The authors offer 10 recommendations—five deal with changes in oncologists' behavior and five with changes in attitudes and practice more generally. I can provide only a brief summary here, so read the article for the detailed supporting evidence and rationale (http://healthpolicyandreform.nejm.org/?p=14541)
Recommendations for Oncologists
Recommendations for oncologists from the authors (“Unless otherwise stated, our recommendations are restricted to the care of patients with incurable solid tumors and not those with curable cancers”):
1. Target [restrict] surveillance testing or imaging to situations in which a benefit has been shown.
2. Limit second-line and third-line treatment for metastatic cancer to sequential monotherapies for most solid tumors.
3. Limit chemotherapy to patients with good performance status, with an exception for highly responsive disease.
4. Replace the use of white-cell stimulating factors with a reduction in the chemotherapy dose in metastatic solid cancers.
5. For patients who are not responding to three consecutive regimens, limit further chemotherapy to clinical trials.
Recommendations for Changing Attitudes & Practice:
1. Oncologists need to recognize that the costs of care are driven by what we do and what we do not do.
2. Both doctors and patients need to have more realistic expectations.
3. Realign compensation to value cognitive services, rather than chemotherapy, more highly.
4. Better integrate palliative care into usual oncology care (concurrent care).
5. The need for cost-effectiveness analysis and for some limits on care must be accepted.
Sounds good, but does this have a chance of going somewhere? After all, these measures are not new and not very radical. Each recommendation has been raised in some form at meetings, in practices, and in publications. So why might it be timely and how would it be implemented?
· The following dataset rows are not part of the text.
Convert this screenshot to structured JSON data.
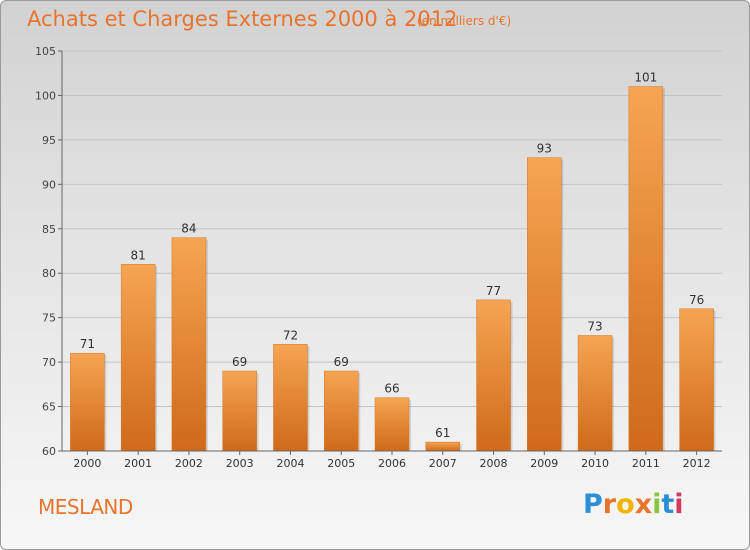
{
  "title": "Achats et Charges Externes 2000 à 2012",
  "subtitle": "(en milliers d'€)",
  "commune": "MESLAND",
  "logo": {
    "letters": [
      "P",
      "r",
      "o",
      "x",
      "i",
      "t",
      "i"
    ],
    "colors": [
      "#2a8fd6",
      "#e8742c",
      "#f0b400",
      "#e8742c",
      "#8cc63f",
      "#2a8fd6",
      "#d43a5c"
    ]
  },
  "colors": {
    "bar_light": "#f5a552",
    "bar_dark": "#cf6a1a",
    "accent": "#e8742c"
  },
  "chart_data": {
    "type": "bar",
    "categories": [
      "2000",
      "2001",
      "2002",
      "2003",
      "2004",
      "2005",
      "2006",
      "2007",
      "2008",
      "2009",
      "2010",
      "2011",
      "2012"
    ],
    "values": [
      71,
      81,
      84,
      69,
      72,
      69,
      66,
      61,
      77,
      93,
      73,
      101,
      76
    ],
    "data_labels": [
      "71",
      "81",
      "84",
      "69",
      "72",
      "69",
      "66",
      "61",
      "77",
      "93",
      "73",
      "101",
      "76"
    ],
    "yticks": [
      "60",
      "65",
      "70",
      "75",
      "80",
      "85",
      "90",
      "95",
      "100",
      "105"
    ],
    "ylim": [
      60,
      105
    ],
    "grid": true,
    "title": "Achats et Charges Externes 2000 à 2012",
    "xlabel": "",
    "ylabel": ""
  }
}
I feel the same about this as I did when my colleagues and I started the Quality Oncology Practice Initiative (QOPI) through ASCO. Ten years ago one could see the push for quality measures growing after several reports from the Institute of Medicine decried the uneven and sometimes poor quality of cancer care and the lack of efforts to measure quality.
We had two firm convictions from the start of QOPI that also apply to the cost/care conundrum today. First, we oncologists had to take the lead in this activity or risk government or industry imposing some form of “quality” system on us. That has proved to be the right decision, and both government and industry have shown respect for the QOPI effort. QOPI is a leader in developing a system for addressing the quality of cancer care.
Second, since it seems inevitable that the cost of cancer care must decline or at least stop climbing, oncologists are the best advocates for patients and in the best position to know what is essential and what is not in cancer care since they have the experience and prompt, routine access to scientific publications that address these issues.
It is my view, therefore, that oncologists should take the lead in building a structure and a plan for controlling the cost of cancer care. It won't be easy and there will be many naysayers among us. But as was true for QOPI, we have a responsibility for shaping a system of high-quality cancer care that is humane, scientifically based when possible, and free of the wasteful and excessively costly use of resources, both human and financial.
If we don't do it, someone will impose a system on our patients and us. And there is a good chance that neither would like the result.